4. Express $z$ in terms of $x$ and $S$: $z = \sum_{n=1}^{\infty} \frac{(-1)^{n+1}}{n^2} = \sum_{n=1}^{\infty} \frac{1}{(2n-1)^2} - \sum_{n=1}^{\infty} \frac{1}{(2n)^2} = x - \frac{1}{4}S = \frac{\pi^2}{8} - \frac{1}{4} \frac{\pi^2}{6} = \frac{\pi^2}{8} - \frac{\pi^2}{24} = \frac{2\pi^2}{24} = \frac{\pi^2}{12}$.

5. Check options for A.P. condition ($2b = a+c$):

   • (C) $\frac{y}{6}, \frac{x}{3}, \frac{z}{2}$: $\frac{y}{6} = \frac{\pi^2/4}{6} = \frac{\pi^2}{24}$ $\frac{x}{3} = \frac{\pi^2/8}{3} = \frac{\pi^2}{24}$ $\frac{z}{2} = \frac{\pi^2/12}{2} = \frac{\pi^2}{24}$ Since all terms are equal, they are in A.P. (common difference 0).

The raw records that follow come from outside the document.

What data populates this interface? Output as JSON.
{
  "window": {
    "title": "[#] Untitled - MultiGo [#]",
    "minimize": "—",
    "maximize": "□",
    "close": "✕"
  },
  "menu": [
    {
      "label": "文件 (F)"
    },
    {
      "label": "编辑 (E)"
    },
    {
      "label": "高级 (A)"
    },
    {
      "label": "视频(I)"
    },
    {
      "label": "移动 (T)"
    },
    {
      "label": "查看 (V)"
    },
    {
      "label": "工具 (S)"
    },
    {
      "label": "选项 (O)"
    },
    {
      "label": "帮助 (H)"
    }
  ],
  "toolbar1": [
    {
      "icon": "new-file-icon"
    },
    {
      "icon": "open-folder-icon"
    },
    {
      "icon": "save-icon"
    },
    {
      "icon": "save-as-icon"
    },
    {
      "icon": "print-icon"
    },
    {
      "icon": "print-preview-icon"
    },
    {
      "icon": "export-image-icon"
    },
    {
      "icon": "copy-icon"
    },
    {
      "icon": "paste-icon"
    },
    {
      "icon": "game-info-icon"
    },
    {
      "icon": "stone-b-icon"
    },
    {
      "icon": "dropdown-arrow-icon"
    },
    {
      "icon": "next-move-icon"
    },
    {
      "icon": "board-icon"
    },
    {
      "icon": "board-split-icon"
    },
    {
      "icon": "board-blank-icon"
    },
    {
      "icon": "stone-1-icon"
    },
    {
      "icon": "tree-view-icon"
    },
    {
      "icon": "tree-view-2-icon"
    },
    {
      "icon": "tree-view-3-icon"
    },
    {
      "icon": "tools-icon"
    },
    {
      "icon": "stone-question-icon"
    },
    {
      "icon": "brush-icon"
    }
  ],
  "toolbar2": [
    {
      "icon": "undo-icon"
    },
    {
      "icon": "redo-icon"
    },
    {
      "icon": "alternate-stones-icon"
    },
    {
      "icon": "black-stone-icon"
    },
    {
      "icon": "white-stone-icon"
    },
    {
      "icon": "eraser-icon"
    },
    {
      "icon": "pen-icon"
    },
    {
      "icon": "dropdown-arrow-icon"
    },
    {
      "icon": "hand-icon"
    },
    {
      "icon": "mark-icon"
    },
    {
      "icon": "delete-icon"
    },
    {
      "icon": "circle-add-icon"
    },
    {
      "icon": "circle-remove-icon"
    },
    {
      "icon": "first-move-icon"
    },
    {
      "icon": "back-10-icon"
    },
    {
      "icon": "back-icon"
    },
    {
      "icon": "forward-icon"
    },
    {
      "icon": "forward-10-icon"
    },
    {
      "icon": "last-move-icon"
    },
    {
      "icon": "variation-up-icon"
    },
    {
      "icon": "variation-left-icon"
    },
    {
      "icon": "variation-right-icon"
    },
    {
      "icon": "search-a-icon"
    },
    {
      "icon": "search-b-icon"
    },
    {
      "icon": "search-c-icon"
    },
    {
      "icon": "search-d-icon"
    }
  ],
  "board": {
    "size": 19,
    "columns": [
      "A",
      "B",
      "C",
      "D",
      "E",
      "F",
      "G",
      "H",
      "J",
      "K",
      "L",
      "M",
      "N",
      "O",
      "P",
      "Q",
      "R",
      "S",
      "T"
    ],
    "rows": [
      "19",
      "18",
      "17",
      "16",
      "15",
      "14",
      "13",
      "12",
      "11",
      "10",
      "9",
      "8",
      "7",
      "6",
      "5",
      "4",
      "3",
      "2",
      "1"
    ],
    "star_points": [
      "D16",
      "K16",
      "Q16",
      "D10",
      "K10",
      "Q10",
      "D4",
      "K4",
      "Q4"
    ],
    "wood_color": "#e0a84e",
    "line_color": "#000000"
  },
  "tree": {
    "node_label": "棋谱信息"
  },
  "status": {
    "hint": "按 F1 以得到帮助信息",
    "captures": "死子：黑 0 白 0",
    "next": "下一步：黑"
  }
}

   • (D) $y, 2x, 3z$: $y = \frac{\pi^2}{4}$ $2x = 2(\frac{\pi^2}{8}) = \frac{\pi^2}{4}$ $3z = 3(\frac{\pi^2}{12}) = \frac{\pi^2}{4}$ Since all terms are equal, they are in A.P. (common difference 0).

Both (C) and (D) are correct options.